AHV-Beiträge bei Nichterwerbstätigen

21. August 2018

Myriam Minnig, Leiterin Sozialversicherungen und Vorsorge sosec BDO Schweiz |

«Es ist Sache der Versicherten, sich um ihre Beitragspflicht zu kümmern.» Diesen Satz findet man in einem Merkblatt der AHV betreffend die Beiträge der Nichterwerbstätigen an die AHV, die IV und die EO. Was mit diesem kurz gehaltenen Satz in Bezug auf die gesetzliche Mitwirkungspflicht bei der AHV gemeint ist, zeigen wir Ihnen in unserem Beitrag auf.

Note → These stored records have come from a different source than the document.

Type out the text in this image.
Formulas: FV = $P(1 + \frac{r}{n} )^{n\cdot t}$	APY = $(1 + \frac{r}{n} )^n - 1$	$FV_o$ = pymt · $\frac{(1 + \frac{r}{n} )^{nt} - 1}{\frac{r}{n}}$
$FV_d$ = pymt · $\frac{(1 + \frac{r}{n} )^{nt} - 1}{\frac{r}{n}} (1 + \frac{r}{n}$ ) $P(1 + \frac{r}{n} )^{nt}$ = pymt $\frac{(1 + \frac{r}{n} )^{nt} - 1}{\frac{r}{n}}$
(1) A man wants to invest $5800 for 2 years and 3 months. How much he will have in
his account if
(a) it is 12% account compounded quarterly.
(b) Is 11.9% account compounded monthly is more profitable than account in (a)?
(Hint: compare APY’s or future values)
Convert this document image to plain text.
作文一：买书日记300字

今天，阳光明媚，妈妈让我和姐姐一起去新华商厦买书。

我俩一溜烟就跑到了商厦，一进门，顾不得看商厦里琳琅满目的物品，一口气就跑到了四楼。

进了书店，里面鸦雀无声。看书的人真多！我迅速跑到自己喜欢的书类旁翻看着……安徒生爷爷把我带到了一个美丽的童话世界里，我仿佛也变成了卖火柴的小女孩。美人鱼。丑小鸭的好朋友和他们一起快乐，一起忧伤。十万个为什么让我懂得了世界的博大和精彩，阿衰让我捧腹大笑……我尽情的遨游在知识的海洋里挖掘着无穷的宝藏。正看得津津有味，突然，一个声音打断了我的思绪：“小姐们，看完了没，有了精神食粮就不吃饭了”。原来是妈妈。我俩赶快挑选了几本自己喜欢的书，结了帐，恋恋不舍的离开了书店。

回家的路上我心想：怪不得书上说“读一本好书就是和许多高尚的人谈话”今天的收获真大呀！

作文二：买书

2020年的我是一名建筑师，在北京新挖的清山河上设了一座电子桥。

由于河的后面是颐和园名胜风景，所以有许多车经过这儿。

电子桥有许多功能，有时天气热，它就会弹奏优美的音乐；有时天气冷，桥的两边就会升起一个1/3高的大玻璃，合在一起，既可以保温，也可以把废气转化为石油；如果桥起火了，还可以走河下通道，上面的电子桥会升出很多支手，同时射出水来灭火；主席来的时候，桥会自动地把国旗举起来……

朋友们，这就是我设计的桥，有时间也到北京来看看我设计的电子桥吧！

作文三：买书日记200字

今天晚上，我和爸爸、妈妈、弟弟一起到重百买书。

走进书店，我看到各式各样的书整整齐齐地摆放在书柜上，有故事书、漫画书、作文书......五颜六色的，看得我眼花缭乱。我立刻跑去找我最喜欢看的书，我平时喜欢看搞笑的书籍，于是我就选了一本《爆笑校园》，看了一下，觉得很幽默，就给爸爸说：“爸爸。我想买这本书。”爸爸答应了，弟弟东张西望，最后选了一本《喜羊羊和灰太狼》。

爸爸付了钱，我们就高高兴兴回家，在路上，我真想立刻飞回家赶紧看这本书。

Wer einen Versicherungsschutz geniessen will - wozu auch eine ungekürzte Versicherungsleistung gehört - muss eine Versicherung abschliessen und die vertraglich festgeschriebene Prämie bezahlen. Das gilt nicht nur bei einer Lebensversicherung, sondern auch gegenüber der AHV/IV/EO.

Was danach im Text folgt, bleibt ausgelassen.